According to the codes, they ONLY considered these cloze templates for Google-RE dataset

  • Google-RE corpus: 3 fact has been considered with the following templates:

    "relation": "place_of_birth", "template": "[X] was born in [Y] .", "template_negated": "[X] was not born in [Y] .",

    "relation": "date_of_birth", "template": "[X] (born [Y]).", "template_negated": "[X] (not born [Y]).",

    "relation": "place_of_death", "template": "[X] died in [Y] .", "template_negated": "[X] did not die in [Y] .", and samples from this dataset that are aligned with Wikipedia text supporting it.

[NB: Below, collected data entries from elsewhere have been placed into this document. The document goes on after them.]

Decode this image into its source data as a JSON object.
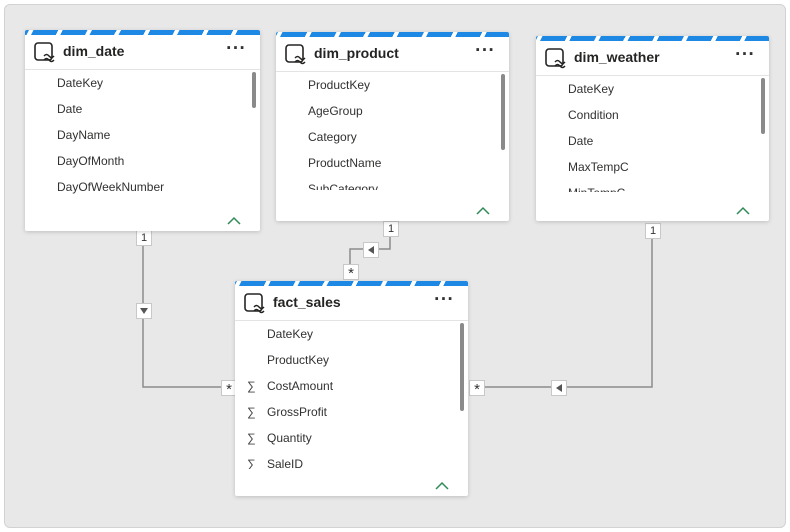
{
  "colors": {
    "accent": "#1e88e5",
    "line": "#8c8c8c",
    "collapse": "#2e8b57"
  },
  "tables": {
    "dim_date": {
      "title": "dim_date",
      "more": "···",
      "fields": [
        {
          "name": "DateKey",
          "measure": false
        },
        {
          "name": "Date",
          "measure": false
        },
        {
          "name": "DayName",
          "measure": false
        },
        {
          "name": "DayOfMonth",
          "measure": false
        },
        {
          "name": "DayOfWeekNumber",
          "measure": false
        }
      ]
    },
    "dim_product": {
      "title": "dim_product",
      "more": "···",
      "fields": [
        {
          "name": "ProductKey",
          "measure": false
        },
        {
          "name": "AgeGroup",
          "measure": false
        },
        {
          "name": "Category",
          "measure": false
        },
        {
          "name": "ProductName",
          "measure": false
        },
        {
          "name": "SubCategory",
          "measure": false
        }
      ]
    },
    "dim_weather": {
      "title": "dim_weather",
      "more": "···",
      "fields": [
        {
          "name": "DateKey",
          "measure": false
        },
        {
          "name": "Condition",
          "measure": false
        },
        {
          "name": "Date",
          "measure": false
        },
        {
          "name": "MaxTempC",
          "measure": false
        },
        {
          "name": "MinTempC",
          "measure": false
        }
      ]
    },
    "fact_sales": {
      "title": "fact_sales",
      "more": "···",
      "fields": [
        {
          "name": "DateKey",
          "measure": false
        },
        {
          "name": "ProductKey",
          "measure": false
        },
        {
          "name": "CostAmount",
          "measure": true
        },
        {
          "name": "GrossProfit",
          "measure": true
        },
        {
          "name": "Quantity",
          "measure": true
        },
        {
          "name": "SaleID",
          "measure": true
        }
      ]
    }
  },
  "relationships": [
    {
      "from": "dim_date",
      "to": "fact_sales",
      "one": "1",
      "many": "*"
    },
    {
      "from": "dim_product",
      "to": "fact_sales",
      "one": "1",
      "many": "*"
    },
    {
      "from": "dim_weather",
      "to": "fact_sales",
      "one": "1",
      "many": "*"
    }
  ],
  "sigma": "∑"
}
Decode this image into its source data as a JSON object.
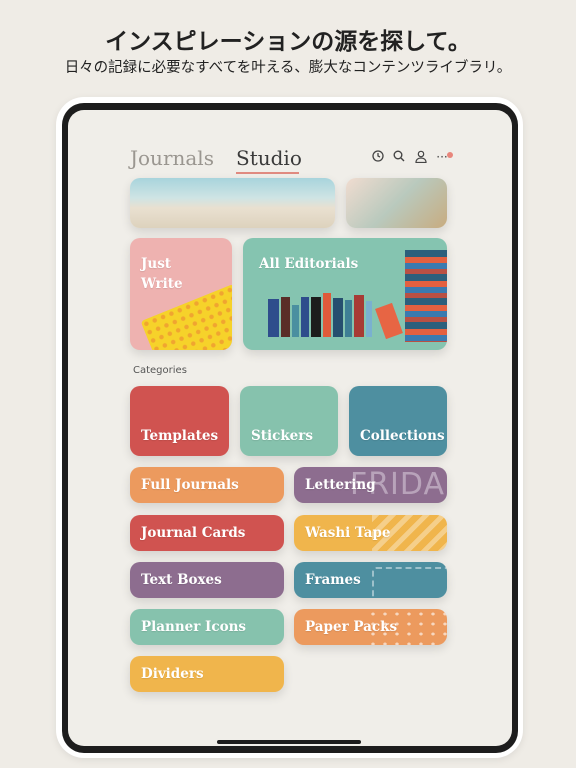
{
  "promo": {
    "title": "インスピレーションの源を探して。",
    "subtitle": "日々の記録に必要なすべてを叶える、膨大なコンテンツライブラリ。"
  },
  "header": {
    "tabs": [
      {
        "label": "Journals",
        "active": false
      },
      {
        "label": "Studio",
        "active": true
      }
    ],
    "icons": [
      "clock-icon",
      "search-icon",
      "profile-icon",
      "more-icon"
    ],
    "notification_dot_color": "#e8867c"
  },
  "featured": {
    "just_write": "Just Write",
    "just_write_line1": "Just",
    "just_write_line2": "Write",
    "all_editorials": "All Editorials"
  },
  "categories_label": "Categories",
  "categories": [
    {
      "label": "Templates",
      "color": "#d05350"
    },
    {
      "label": "Stickers",
      "color": "#86c2ad"
    },
    {
      "label": "Collections",
      "color": "#4e8fa0"
    },
    {
      "label": "Full Journals",
      "color": "#ec9a5e"
    },
    {
      "label": "Lettering",
      "color": "#8d6d8f"
    },
    {
      "label": "Journal Cards",
      "color": "#d05350"
    },
    {
      "label": "Washi Tape",
      "color": "#f0b54c"
    },
    {
      "label": "Text Boxes",
      "color": "#8d6d8f"
    },
    {
      "label": "Frames",
      "color": "#4e8fa0"
    },
    {
      "label": "Planner Icons",
      "color": "#86c2ad"
    },
    {
      "label": "Paper Packs",
      "color": "#ec9a5e"
    },
    {
      "label": "Dividers",
      "color": "#f0b54c"
    }
  ],
  "lettering_deco": "FRIDA"
}
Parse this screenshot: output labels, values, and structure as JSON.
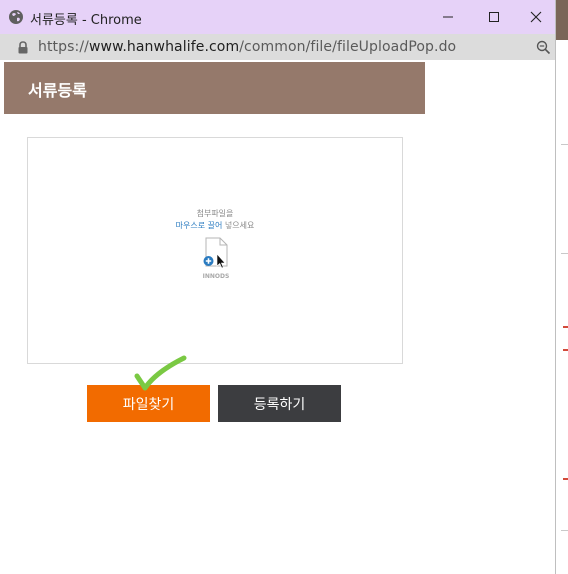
{
  "window": {
    "title": "서류등록 - Chrome",
    "minimize_symbol": "—",
    "maximize_symbol": "☐",
    "close_symbol": "✕"
  },
  "address": {
    "scheme": "https://",
    "host": "www.hanwhalife.com",
    "path": "/common/file/fileUploadPop.do"
  },
  "page": {
    "header_title": "서류등록",
    "dropzone": {
      "line1": "첨부파일을",
      "line2_highlight": "마우스로 끌어",
      "line2_rest": " 넣으세요",
      "logo_text": "INNODS"
    },
    "buttons": {
      "find_label": "파일찾기",
      "register_label": "등록하기"
    }
  },
  "colors": {
    "titlebar": "#e6d2f8",
    "header": "#95796b",
    "find_button": "#f26b00",
    "register_button": "#3c3d40",
    "checkmark": "#7ac943"
  }
}
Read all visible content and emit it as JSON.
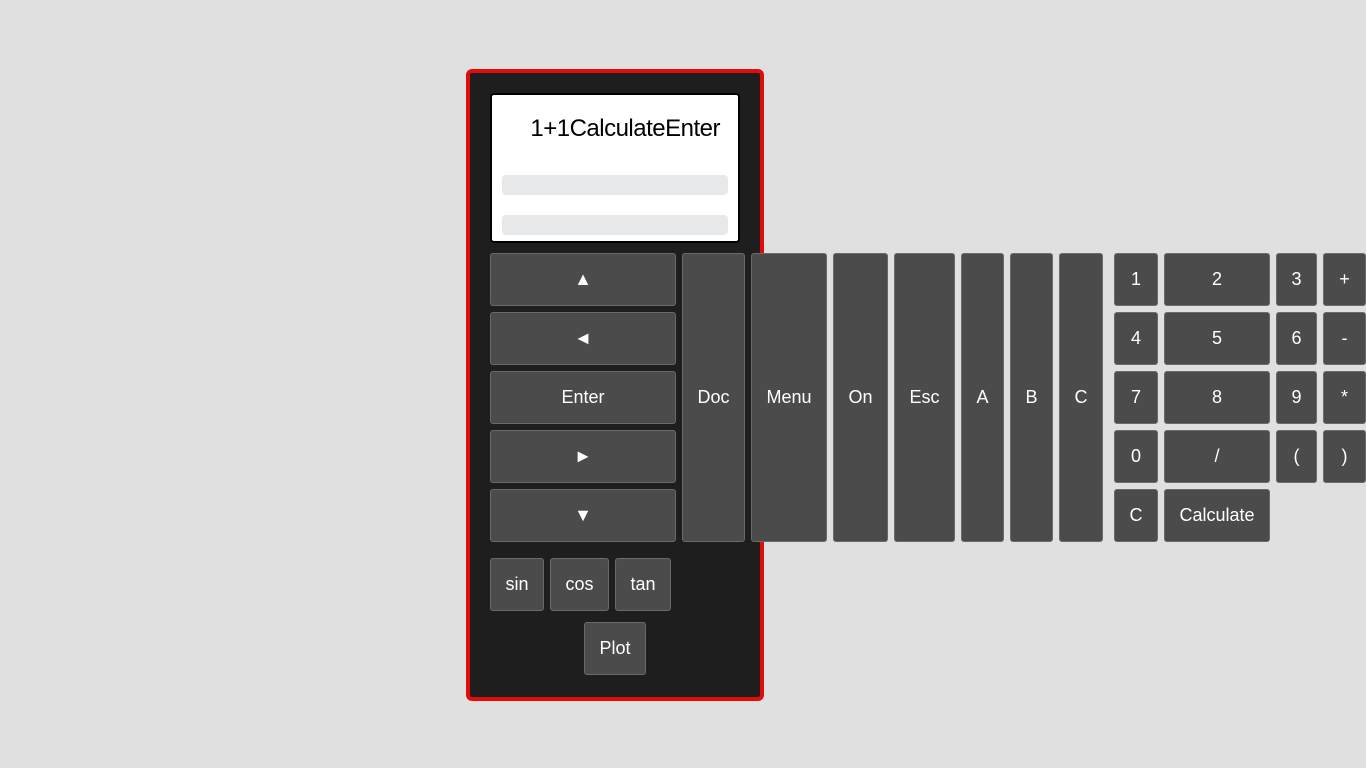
{
  "screen": {
    "expression": "1+1CalculateEnter"
  },
  "nav_keys": {
    "up": "▲",
    "left": "◄",
    "enter": "Enter",
    "right": "►",
    "down": "▼"
  },
  "function_keys": {
    "doc": "Doc",
    "menu": "Menu",
    "on": "On",
    "esc": "Esc",
    "a": "A",
    "b": "B",
    "c": "C"
  },
  "keypad": {
    "rows": [
      [
        "1",
        "2",
        "3",
        "+"
      ],
      [
        "4",
        "5",
        "6",
        "-"
      ],
      [
        "7",
        "8",
        "9",
        "*"
      ],
      [
        "0",
        "/",
        "(",
        ")"
      ]
    ],
    "clear": "C",
    "calculate": "Calculate"
  },
  "trig_keys": {
    "sin": "sin",
    "cos": "cos",
    "tan": "tan"
  },
  "plot_key": "Plot",
  "colors": {
    "background": "#e0e0e0",
    "calculator_body": "#1e1e1e",
    "calculator_border": "#e10d0d",
    "button": "#4b4b4b",
    "button_text": "#ffffff",
    "screen": "#ffffff"
  }
}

{"pred": "/people/person/date_of_birth", "sub": "/m/09gb0bw", "obj": "1941", "evidences": [{"url": "http://en.wikipedia.org/wiki/Peter_F._Martin", "snippet": "Peter F. Martin (born 1941) is an American politician who is a Democratic member of the Rhode Island House of Representatives. He has represented the 75th District Newport since 6 January 2009. He is currently serves on the House Committees on Judiciary, Municipal Government, and Veteran's Affairs. During his first term of office he served on the House Committees on Small Business and Separation of Powers & Government Oversight. In August 2010, Representative Martin was appointed as a Commissioner on the Atlantic States Marine Fisheries Commission", "considered_sentences": ["Peter F Martin (born 1941) is an American politician who is a Democratic member of the Rhode Island House of Representatives ."]}], "judgments": [{"rater": "18349444711114572460", "judgment": "yes"}, {"rater": "17595829233063766365", "judgment": "yes"}, {"rater": "4593294093459651288", "judgment": "yes"}, {"rater": "7387074196865291426", "judgment": "yes"}, {"rater": "17154471385681223613", "judgment": "yes"}], "sub_w": null, "sub_label": "Peter F. Martin", "sub_aliases": [], "obj_w": null, "obj_label": "1941", "obj_aliases": [], "uuid": "18af2dac-21d3-4c42-aff5-c247f245e203", "masked_sentences": ["Peter F Martin (born [MASK]) is an American politician who is a Democratic member of the Rhode Island House of Representatives ."]}


3. Evaluation Metric: Mean Precision at K (P@K). Here K=1.


4. Considerations:

  1. Manually defined templates: This means that they are measuring lower bound for what LMs know.
  2. Single Token: Because multi-token decoding adds a number of additional tuneable parameters.
  3. Object Slots: Using reverse relation they are able to query subjects as well. No relation slot query because: (1) Multi token phrases issue, (2) unclear what will be the gold standard pattern for relations
  4. Intersection of Vocabularies: ELMo vocab size: 800k, BERT vocab size: 30k. Larger vocab harder it would be to rank the gold token at the top. So they limit vocab size to 21k common vocabs.

5. Results:

HamedBabaei commented 1 year ago

The weakness of this paper: for some of our entities we have to mask more than one word, for this reason in order to test this paper we move forward with level 1 in Geonames and UMLS datasets.

To solve this issue we will move forward with BART!